Dubinet le respondió con un apretón de manos. Y aquel gesto marcaba sin dudas el comienzo de una alianza poderosa, de un encuentro de dos voluntades afines, para los cuales la verdad primaba sobre el protocolo.

-Esta investigación debe estar a cargo de…

-Considero innecesario remitir un pedido especial a la presidencia de la nación ¿no es así? –Aguijedo trató de impedir que la palidez le ganara el rostro- Con su venia será suficiente.

¡Qué espectáculo era ver a aquel joven dominar la situación! ¡Con qué sutileza hacía uso de un poder que se adivinaba en cada movimiento!

-Claro que no.

-Estoy seguro que el señor Dubinet no hará nada que entorpezca la investigación de usted, señor Fiscal y por el contrario sumará en réditos. Un trabajo en colaboración siempre es mejor ¿no lo cree?

-Sin dudas.

-Mi coche aguarda en la calle, Dubinet. ¿Viene conmigo o se demorará aquí otro momento?

-Con usted.

-Caballeros, los veré mañana a primera hora.

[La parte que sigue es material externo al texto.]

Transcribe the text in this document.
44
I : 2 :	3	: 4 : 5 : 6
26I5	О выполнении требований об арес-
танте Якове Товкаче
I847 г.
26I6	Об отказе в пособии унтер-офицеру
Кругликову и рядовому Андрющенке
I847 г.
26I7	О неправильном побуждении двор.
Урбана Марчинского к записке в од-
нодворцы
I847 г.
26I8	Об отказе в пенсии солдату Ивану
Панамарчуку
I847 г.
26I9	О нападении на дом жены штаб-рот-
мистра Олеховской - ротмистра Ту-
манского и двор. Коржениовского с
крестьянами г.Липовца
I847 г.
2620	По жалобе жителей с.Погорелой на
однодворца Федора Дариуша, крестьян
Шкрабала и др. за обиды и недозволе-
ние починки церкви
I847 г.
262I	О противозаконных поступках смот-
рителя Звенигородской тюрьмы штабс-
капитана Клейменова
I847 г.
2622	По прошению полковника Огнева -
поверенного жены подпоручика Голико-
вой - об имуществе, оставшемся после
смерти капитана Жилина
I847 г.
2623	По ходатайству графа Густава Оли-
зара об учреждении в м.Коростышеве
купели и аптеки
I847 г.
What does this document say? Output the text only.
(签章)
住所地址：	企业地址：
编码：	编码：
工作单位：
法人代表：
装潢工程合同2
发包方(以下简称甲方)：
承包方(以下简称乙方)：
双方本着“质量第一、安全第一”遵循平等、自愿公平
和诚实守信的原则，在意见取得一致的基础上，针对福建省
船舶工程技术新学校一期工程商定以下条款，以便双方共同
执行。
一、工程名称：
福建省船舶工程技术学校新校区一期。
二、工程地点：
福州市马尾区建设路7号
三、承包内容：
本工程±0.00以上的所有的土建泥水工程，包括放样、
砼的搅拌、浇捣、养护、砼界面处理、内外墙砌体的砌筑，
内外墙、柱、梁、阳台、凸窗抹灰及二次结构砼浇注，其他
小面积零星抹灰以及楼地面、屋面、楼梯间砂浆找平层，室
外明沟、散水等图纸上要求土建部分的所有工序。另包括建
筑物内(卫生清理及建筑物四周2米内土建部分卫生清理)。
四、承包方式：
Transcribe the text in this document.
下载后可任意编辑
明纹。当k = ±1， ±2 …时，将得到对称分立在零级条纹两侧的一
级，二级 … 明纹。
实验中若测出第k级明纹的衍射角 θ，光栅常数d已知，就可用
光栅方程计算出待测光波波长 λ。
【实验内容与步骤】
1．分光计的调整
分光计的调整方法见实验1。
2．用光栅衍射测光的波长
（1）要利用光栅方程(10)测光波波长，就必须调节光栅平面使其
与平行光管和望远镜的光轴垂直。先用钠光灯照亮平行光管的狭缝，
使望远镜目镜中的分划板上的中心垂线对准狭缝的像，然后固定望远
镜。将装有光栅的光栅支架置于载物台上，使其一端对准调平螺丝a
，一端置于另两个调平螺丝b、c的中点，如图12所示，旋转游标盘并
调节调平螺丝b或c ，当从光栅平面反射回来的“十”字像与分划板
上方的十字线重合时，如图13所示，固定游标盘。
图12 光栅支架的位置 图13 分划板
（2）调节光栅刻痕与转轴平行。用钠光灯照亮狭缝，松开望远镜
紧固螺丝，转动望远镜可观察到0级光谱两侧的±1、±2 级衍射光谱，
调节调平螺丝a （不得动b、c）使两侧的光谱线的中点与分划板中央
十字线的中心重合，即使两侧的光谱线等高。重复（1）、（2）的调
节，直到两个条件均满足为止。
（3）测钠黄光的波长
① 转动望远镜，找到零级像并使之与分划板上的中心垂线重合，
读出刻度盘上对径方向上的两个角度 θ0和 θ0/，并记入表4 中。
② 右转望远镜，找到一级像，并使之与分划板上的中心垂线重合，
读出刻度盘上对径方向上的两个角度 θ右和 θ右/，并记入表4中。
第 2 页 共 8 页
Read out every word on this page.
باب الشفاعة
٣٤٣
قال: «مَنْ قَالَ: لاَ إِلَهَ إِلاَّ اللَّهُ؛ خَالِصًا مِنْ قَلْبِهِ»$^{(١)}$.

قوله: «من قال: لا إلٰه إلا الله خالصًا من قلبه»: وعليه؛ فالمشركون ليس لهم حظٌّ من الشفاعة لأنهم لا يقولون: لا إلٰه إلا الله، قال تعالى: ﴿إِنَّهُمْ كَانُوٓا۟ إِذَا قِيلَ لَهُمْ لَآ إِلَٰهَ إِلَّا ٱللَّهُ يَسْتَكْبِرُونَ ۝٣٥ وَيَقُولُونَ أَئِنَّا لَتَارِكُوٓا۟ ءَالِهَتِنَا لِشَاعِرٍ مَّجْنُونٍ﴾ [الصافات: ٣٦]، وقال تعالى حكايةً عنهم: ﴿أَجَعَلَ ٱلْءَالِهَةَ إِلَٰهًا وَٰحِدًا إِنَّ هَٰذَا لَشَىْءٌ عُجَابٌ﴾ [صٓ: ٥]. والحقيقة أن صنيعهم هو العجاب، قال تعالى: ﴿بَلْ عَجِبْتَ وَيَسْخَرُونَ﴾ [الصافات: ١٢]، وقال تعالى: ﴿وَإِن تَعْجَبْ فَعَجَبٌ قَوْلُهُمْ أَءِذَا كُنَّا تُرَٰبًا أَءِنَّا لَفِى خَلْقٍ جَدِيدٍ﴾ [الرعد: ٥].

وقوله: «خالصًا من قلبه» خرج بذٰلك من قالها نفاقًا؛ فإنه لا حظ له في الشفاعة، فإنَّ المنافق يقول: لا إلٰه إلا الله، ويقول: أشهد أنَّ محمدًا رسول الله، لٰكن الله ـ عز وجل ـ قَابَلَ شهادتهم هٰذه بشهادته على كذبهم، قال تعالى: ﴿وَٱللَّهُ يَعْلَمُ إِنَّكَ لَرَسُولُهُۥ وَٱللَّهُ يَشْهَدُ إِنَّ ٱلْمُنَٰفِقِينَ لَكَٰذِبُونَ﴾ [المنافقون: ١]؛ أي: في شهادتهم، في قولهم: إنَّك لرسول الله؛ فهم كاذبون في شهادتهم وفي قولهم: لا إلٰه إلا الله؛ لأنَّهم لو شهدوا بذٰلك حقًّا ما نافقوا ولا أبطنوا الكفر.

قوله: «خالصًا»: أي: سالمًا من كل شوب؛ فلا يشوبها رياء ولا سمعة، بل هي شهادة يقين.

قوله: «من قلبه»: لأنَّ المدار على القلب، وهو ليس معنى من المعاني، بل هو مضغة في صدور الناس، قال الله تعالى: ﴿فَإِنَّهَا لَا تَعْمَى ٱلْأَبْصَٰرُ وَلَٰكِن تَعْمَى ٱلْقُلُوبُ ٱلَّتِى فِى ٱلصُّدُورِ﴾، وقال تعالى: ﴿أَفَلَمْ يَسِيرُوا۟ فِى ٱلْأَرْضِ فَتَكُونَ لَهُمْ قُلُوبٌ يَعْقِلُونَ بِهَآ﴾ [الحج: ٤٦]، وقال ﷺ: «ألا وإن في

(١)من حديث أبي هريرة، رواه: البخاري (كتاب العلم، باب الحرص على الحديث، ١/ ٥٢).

Y haciendo una reverencia se marchó seguido por Basilio Dubinet y los otros, que ocultaban en los pliegues de sus semblantes una sonrisa satisfecha y esperanzada.

-¿Y ahora, jefe? –preguntó el mellizo Dosantos mientras trepaba al pescante del carruaje.

-Será mañana. –dijo Dubinet y ya no habló más.